I have a few resolutions and, with a corporate flair on some very domestic items, goals and objectives.
So resolutions first: When we sat down at the dining room table for our New Year’s Eve dinner, Rush looked at me and said, “Happy Birthday Mommy!” So it appears eating in the dining room more often is resolution #1.
I also finally want to learn Celsius and Kilometers – not understand how to do the math, double it and add 30 or whatever, but actually know it. If I hear someone say “Bonjour” I don’t have to translate it to hello; I just know it means hello. I want to be like that with Celsius and kilometers. Oh, 16 degrees? Sure, I’d love to go swimming. I’m not even sure if that’s right, but by the end of the year, I’ll know.

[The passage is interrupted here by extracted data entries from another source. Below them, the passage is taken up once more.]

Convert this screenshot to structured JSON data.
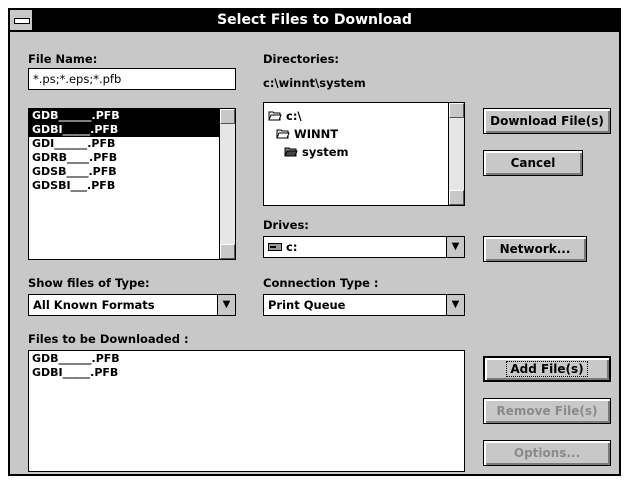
{
  "window": {
    "title": "Select Files to Download"
  },
  "file_name": {
    "label": "File Name:",
    "value": "*.ps;*.eps;*.pfb",
    "files": [
      {
        "label": "GDB______.PFB",
        "selected": true
      },
      {
        "label": "GDBI_____.PFB",
        "selected": true
      },
      {
        "label": "GDI______.PFB",
        "selected": false
      },
      {
        "label": "GDRB____.PFB",
        "selected": false
      },
      {
        "label": "GDSB____.PFB",
        "selected": false
      },
      {
        "label": "GDSBI___.PFB",
        "selected": false
      }
    ]
  },
  "directories": {
    "label": "Directories:",
    "current": "c:\\winnt\\system",
    "items": [
      {
        "label": "c:\\",
        "icon": "open-folder-icon"
      },
      {
        "label": "WINNT",
        "icon": "open-folder-icon"
      },
      {
        "label": "system",
        "icon": "open-folder-icon"
      }
    ]
  },
  "drives": {
    "label": "Drives:",
    "value": "c:"
  },
  "file_type": {
    "label": "Show files of Type:",
    "value": "All Known Formats"
  },
  "connection": {
    "label": "Connection Type :",
    "value": "Print Queue"
  },
  "download_list": {
    "label": "Files to be Downloaded :",
    "items": [
      "GDB______.PFB",
      "GDBI_____.PFB"
    ]
  },
  "buttons": {
    "download": "Download File(s)",
    "cancel": "Cancel",
    "network": "Network...",
    "add": "Add File(s)",
    "remove": "Remove File(s)",
    "options": "Options..."
  }
}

A major goal is to update the laundry “room” (closet) as soon as possible: cleaning it, painting it, getting organized, adding a change jar. Magazines these days are always showing off some fancy laundry room with a cute sign that says “Wash Day!” that implies that the owner of the home has never come face to face with a ball of moldy dish towels lost under a pile of clothing…I mean, not that it’s ever happened to me either…right… We just need to make it a more useable small space. Trent is building his own version of this pedestal, which should make all the difference. (It was his first lumber purchase with the van instead of the truck – sad for him, but successful anyway.)
I’m skipping the cute laundry room sign though. The only quote I can ever think about when I’m doing laundry is Dr. Evil saying “Is it too much to ask for sharks with freakin laser beams on their heads?” I need something like that to motivate me.
My other domestic goal is starting once a month grocery shopping. Right now I’m unorganized to the point of going to the grocery store sometimes three or four times a week. With the new plan, I planned all our meals for the month and I’m getting everything in one big trip, then just running in once a week to get milk, fruit, vegetables, and bread. It’s going to be really different, as I usually plan one or two dinners a week, then figure out the other nights around 4 in the afternoon. I’m optimistic and envisioning hours of extra time.
And I want to get the breakfast dishes off the kitchen table by 10 AM. That sounds easy enough, so why is it so difficult in practice? I blame it all on not being a morning person.
Overall, I’m resolving to get organized. I want to clean out closets and cabinets and my make-up bag and bathroom drawers. In my almost constant state of feeling unorganized, sometimes I find something that works and it changes my life. A hanging shoe organizer, a binder filled with birthday cards already addressed, a laundry sorter, these things all work for me. They might be the only three things, because it was hard to think of three, but 2012 is a new year!
Or –and yet again I have to quote Liz Lemon, this time holding all her plastic organizational bins-
“I’m going to become wonderful. It’s a new beginning. Like a phoenix rising…(gets hit by a bike)…or maybe this is going to be the worst day ever.”
But again, I’m optimistic. I ate my black eye peas and cabbage (grilled, thanks J&S for the grilling wok) today and I’m ready.